Ho sempre cercato il significato della mia vita nel riconoscimento e nella soddisfazione dell’Altro oppure attraverso il raggiungimento di obiettivi e ideali. Ma fino ad allora, non avevo mai dato valore alla mia vita perche’ non avevo avuto un ruolo sociale, ossia una responsabilita’ verso le altre persone. Infatti avevo vissuto pensando che ogni mia azione e ogni mio sbaglio intaccassero soltanto la mia vita . Ora invece la mia vita valeva quella della mia famiglia e se fosse venuta meno, la mia famiglia avrebbe subito un grave danno, aldila’ del dispiacere.
Pertanto andava salvaguardata. Non potevo piu’ permettermi di “scherzare con la morte” ne’ di andare in cerca di guai, come accaduto in passato.
Cominciavo anche a rendermi conto di quanto pericolosa e umiliante stesse diventando una relazione che si trascinava ormai da alcuni anni.
Era iniziata nella mia fase “margherita”, in cui mi rendevo facilmente disponibile all’Altro, pur correndo il rischio di venire calpestata. Inizio’ quasi per gioco e non immaginavo che sarebbe durata anni. Era una persona che il luogo comune definiva “poco di buono”: “sbandato”, sregolato, senza orari ne’ limiti di eccesso o velocita’.
Ma in fondo era un bravo ragazzo con elevato potenziale mal sfruttato. Se si comportava cosi’ era anche dovuto all’influenza dell’ambiente familiare dove aveva vissuto. Con i suoi genitori non aveva un dialogo costruttivo. Non gli negavano mai nulla, ma erano irascibili e con scarsa capacita’ di autocontrollo. Tendevano a parlare “con le mani” piuttosto che con le parole. Gli concedevano troppa liberta' e forse anche troppo denaro che egli sperperava con noncuranza.
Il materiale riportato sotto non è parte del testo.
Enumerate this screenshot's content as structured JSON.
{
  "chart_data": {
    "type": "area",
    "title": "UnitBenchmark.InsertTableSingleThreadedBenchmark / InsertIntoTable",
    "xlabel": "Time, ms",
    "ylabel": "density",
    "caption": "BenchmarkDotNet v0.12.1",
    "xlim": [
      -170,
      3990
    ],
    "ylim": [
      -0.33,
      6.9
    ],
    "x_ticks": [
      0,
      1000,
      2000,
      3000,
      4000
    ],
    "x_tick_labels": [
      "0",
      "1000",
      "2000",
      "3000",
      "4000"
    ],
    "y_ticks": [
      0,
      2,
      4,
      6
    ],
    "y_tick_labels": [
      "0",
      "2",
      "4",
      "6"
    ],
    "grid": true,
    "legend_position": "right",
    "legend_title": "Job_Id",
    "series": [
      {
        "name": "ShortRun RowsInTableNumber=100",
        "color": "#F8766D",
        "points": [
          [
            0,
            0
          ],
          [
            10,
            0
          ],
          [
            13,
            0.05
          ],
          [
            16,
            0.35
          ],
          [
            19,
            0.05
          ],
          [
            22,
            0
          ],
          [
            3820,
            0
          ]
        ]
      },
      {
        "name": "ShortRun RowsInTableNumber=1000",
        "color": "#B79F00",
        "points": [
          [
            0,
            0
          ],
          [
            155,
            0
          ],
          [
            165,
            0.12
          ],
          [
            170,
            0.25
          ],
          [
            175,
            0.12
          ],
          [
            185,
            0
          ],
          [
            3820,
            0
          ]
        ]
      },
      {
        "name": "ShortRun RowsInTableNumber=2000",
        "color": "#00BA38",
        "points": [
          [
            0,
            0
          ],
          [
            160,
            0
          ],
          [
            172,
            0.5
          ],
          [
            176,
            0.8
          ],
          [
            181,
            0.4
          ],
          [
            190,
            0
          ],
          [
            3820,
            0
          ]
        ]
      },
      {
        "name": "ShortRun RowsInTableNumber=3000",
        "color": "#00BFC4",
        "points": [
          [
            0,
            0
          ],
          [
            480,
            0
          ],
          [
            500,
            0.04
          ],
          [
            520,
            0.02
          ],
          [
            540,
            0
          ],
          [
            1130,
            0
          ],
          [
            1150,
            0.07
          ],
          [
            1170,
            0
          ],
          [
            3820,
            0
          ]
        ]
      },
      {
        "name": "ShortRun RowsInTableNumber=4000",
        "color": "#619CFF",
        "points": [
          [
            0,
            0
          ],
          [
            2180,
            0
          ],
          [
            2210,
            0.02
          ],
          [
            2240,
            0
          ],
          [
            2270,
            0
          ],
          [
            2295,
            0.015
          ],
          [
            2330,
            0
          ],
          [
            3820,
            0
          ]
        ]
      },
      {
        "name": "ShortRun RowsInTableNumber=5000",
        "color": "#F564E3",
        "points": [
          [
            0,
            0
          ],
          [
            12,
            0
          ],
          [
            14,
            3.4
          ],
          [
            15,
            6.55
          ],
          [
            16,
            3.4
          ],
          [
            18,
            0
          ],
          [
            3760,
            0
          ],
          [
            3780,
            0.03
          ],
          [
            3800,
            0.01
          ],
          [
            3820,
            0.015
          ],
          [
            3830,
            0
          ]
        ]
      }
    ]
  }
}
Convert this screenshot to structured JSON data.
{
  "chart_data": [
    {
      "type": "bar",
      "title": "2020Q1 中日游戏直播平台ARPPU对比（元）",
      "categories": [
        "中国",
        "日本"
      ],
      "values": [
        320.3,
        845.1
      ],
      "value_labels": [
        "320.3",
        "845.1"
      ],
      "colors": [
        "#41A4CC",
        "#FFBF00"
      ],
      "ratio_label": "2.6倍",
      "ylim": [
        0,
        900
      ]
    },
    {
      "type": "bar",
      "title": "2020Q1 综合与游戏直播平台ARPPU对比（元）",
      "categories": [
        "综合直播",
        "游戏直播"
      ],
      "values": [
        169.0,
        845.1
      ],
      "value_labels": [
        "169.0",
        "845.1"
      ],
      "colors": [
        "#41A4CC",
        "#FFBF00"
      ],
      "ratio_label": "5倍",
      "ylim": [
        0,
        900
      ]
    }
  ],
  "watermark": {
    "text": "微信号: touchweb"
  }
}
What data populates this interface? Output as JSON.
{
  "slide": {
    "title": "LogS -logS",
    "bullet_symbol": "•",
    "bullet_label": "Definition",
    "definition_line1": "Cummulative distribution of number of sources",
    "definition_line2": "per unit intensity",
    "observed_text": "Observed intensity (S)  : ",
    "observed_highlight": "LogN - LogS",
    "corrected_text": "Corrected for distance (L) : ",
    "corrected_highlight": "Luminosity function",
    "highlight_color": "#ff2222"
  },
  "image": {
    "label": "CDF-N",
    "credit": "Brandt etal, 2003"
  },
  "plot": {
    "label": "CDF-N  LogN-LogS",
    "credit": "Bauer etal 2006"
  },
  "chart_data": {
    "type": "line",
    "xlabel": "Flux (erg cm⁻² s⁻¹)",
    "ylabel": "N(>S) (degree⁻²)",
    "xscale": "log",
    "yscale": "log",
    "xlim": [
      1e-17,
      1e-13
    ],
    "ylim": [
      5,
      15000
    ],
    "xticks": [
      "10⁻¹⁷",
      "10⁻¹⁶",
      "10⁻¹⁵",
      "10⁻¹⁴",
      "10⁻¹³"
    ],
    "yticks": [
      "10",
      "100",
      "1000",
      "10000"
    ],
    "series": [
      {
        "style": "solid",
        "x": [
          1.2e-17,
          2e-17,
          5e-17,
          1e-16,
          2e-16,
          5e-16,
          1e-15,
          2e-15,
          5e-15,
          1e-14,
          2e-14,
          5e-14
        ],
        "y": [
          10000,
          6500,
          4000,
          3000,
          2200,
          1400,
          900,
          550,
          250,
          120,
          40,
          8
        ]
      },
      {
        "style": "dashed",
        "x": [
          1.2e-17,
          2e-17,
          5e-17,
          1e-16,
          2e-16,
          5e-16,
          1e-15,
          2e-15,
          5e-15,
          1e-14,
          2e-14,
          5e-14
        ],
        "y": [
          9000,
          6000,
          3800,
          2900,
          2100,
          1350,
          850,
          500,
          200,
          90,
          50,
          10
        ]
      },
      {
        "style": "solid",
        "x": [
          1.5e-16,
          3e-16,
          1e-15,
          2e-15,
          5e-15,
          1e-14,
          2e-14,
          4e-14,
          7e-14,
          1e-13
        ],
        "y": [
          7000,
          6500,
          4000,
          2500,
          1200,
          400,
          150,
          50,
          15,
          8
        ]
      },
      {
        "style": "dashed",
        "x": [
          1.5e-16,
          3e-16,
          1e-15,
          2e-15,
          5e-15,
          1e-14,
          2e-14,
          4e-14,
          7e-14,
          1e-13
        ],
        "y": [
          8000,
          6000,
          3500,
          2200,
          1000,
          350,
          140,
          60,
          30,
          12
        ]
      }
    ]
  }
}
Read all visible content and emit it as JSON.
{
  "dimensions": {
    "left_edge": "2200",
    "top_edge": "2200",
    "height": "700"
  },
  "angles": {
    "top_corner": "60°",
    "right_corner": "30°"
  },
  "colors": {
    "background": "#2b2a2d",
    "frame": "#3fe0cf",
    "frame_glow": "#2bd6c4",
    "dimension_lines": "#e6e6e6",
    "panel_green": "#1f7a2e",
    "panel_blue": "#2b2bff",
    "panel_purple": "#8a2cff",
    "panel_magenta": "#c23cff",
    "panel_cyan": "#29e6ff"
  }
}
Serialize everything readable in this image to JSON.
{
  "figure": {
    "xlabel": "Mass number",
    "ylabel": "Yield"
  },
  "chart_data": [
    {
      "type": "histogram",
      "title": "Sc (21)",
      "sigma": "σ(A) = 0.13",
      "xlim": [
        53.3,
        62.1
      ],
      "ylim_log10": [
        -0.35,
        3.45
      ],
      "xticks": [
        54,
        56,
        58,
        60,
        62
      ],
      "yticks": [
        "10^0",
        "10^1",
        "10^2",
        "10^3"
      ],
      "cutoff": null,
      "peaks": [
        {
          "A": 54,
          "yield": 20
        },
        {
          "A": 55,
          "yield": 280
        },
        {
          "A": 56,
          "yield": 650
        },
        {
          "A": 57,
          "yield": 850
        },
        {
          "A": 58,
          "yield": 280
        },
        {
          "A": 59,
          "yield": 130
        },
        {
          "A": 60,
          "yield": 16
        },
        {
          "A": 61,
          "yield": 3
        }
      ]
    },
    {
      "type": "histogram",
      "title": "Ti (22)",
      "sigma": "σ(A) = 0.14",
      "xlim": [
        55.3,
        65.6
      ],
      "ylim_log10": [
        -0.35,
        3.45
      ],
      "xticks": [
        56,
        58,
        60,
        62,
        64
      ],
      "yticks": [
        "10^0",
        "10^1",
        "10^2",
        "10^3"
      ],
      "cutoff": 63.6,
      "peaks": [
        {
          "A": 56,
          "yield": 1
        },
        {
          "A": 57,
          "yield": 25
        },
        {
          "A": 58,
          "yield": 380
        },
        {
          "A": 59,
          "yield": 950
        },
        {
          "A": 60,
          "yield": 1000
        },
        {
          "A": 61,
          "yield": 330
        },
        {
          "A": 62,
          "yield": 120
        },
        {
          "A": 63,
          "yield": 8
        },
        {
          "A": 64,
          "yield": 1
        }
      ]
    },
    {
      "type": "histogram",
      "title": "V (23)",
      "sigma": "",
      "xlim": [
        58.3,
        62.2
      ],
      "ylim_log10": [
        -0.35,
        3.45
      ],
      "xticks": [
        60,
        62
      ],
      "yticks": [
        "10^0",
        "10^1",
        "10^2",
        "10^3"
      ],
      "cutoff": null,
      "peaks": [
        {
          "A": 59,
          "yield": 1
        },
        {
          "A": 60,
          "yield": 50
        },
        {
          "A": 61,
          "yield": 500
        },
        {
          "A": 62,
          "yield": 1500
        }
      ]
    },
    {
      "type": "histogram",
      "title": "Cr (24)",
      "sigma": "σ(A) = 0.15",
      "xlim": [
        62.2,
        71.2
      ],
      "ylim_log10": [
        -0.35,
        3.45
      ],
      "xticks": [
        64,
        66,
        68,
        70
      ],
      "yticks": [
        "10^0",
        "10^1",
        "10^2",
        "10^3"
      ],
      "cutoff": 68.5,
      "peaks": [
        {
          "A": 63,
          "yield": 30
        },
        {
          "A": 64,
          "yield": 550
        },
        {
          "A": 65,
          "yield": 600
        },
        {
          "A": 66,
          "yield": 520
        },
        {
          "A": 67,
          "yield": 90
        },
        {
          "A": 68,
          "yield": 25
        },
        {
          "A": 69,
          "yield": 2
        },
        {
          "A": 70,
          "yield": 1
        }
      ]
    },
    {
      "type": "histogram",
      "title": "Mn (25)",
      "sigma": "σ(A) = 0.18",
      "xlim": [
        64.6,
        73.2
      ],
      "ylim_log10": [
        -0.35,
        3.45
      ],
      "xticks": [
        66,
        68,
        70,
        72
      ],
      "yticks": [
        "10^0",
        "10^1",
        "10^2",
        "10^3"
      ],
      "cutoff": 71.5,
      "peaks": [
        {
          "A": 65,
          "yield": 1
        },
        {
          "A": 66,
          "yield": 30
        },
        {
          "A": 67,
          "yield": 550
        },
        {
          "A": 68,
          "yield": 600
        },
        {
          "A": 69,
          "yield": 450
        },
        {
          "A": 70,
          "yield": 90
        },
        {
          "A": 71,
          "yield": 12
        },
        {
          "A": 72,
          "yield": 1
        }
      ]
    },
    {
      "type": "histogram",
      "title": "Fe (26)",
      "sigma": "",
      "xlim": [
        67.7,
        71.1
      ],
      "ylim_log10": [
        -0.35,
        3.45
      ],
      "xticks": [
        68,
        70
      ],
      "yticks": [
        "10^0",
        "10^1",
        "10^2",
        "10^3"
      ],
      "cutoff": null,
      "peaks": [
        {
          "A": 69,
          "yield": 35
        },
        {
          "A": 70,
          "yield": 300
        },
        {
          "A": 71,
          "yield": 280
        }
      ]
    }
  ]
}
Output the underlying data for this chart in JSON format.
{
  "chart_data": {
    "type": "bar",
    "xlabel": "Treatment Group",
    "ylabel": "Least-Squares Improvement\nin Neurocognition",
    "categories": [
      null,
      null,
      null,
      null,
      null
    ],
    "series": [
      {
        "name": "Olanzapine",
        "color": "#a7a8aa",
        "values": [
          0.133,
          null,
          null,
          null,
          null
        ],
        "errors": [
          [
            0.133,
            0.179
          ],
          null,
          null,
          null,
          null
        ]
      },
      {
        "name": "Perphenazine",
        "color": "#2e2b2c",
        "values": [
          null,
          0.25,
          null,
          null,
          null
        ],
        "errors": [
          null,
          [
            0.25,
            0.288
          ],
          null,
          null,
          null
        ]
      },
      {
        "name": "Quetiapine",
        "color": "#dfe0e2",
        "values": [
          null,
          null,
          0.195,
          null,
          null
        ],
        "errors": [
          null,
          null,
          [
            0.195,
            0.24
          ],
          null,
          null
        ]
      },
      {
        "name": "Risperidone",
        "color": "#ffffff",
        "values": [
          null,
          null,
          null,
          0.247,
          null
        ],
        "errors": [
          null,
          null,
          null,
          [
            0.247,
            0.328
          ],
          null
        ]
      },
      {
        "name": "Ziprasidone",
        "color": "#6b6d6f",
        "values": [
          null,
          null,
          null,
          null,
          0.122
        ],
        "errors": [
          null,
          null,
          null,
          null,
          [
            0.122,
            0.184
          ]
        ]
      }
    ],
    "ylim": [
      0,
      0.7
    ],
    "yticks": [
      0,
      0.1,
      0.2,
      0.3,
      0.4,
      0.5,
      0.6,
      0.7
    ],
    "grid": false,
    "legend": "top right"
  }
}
Sapevo che ero importante per lui. Mi diceva che ero l'unico valore della sua vita. Ma non riusciva ad evitare di mancarmi di rispetto: mi tradiva, mi dava appuntamento e poi “si perdeva”, non si sa dove. Ma in realta' non mi sentivo imbrogliata perche' non era a me che doveva giustificare la sua condotta, ma soltanto a se' stesso. In fondo' lui non voleva, ma era incapace di negarsi agli amici che lo trascinavano nel vortice della perdizione. Capivo che avrebbe voluto andare a casa a dormire, dopo che mi accompagnava, ma peccava di volonta'. Era lui ad essere debole. Era lui, non io, che si danneggiava quando “si perdeva”. All'inizio ci stavo male. Ma poi imparai ad accettarlo perche' capivo che aveva bisogno di me e che alla sua maniera mi amava. In fondo, avevo in mano la situazione perche' potevo decidere cosa e fino a quale limite potevo tollerare il suo comportamento. Lui ammirava la mia fermezza. Nonostante la sua ignoranza, capiva il mio perfezionismo negli studi. E non questionava quando mi facevo negare perche' dovevo studiare. Forse era l'unico, tranne i miei genitori, che aveva accettato la mia transizione da “margherita” a “stella alpina”.
Ma ora che mio padre non c'era piu', cominciavo a rendermi conto che la relazione era solo apparentemente duratura. In fondo eravamo due anime solitarie che si accettavano reciprocamente e che si incontravano quando entrambe erano libere dalla propria schiavitu': io dalla mia volonta', lui dalla sua labilita'.
Eravamo due persone smodate. Quando ci siamo incontrati, anche io tendevo ad eccedere nella sua stessa direzione, ma poi ho invertito la rotta. E adesso sentivo che mi ero allontanata troppo e non accettavo piu' la sua lascivia. Non mi attirava piu' la sua sregolatezza, anzi cominciava a farmi paura perche' diventava sempre piu' pericolosa. C'erano momenti in cui diventava violento ed era impossibile parlargli. E purtroppo questi episodi stavano diventando sempre piu' frequenti. La mia vita era in pericolo e di conseguenza anche quella della mia famiglia.
Decisi che era giunto il limite della sopportazione. Il rapporto si stava rivelando distruttivo. Ed io ero stanca di distruzioni. La mia vita era gia' abbastanza devastata. Non mi illudevo di poter incontrare una persona con cui avere un rapporto di condivisione e non di sopportazione. Ma almeno restando da sola avrei ritrovato la tranquillita'. Avrei dormito serena senza sentirmi complice del suo vizio.
Mi resi conto che volerlo aiutare era stata un'illusione. Lui non cercava aiuto, ma dipendenza: voleva delegarmi la responsabilita' della sua vita.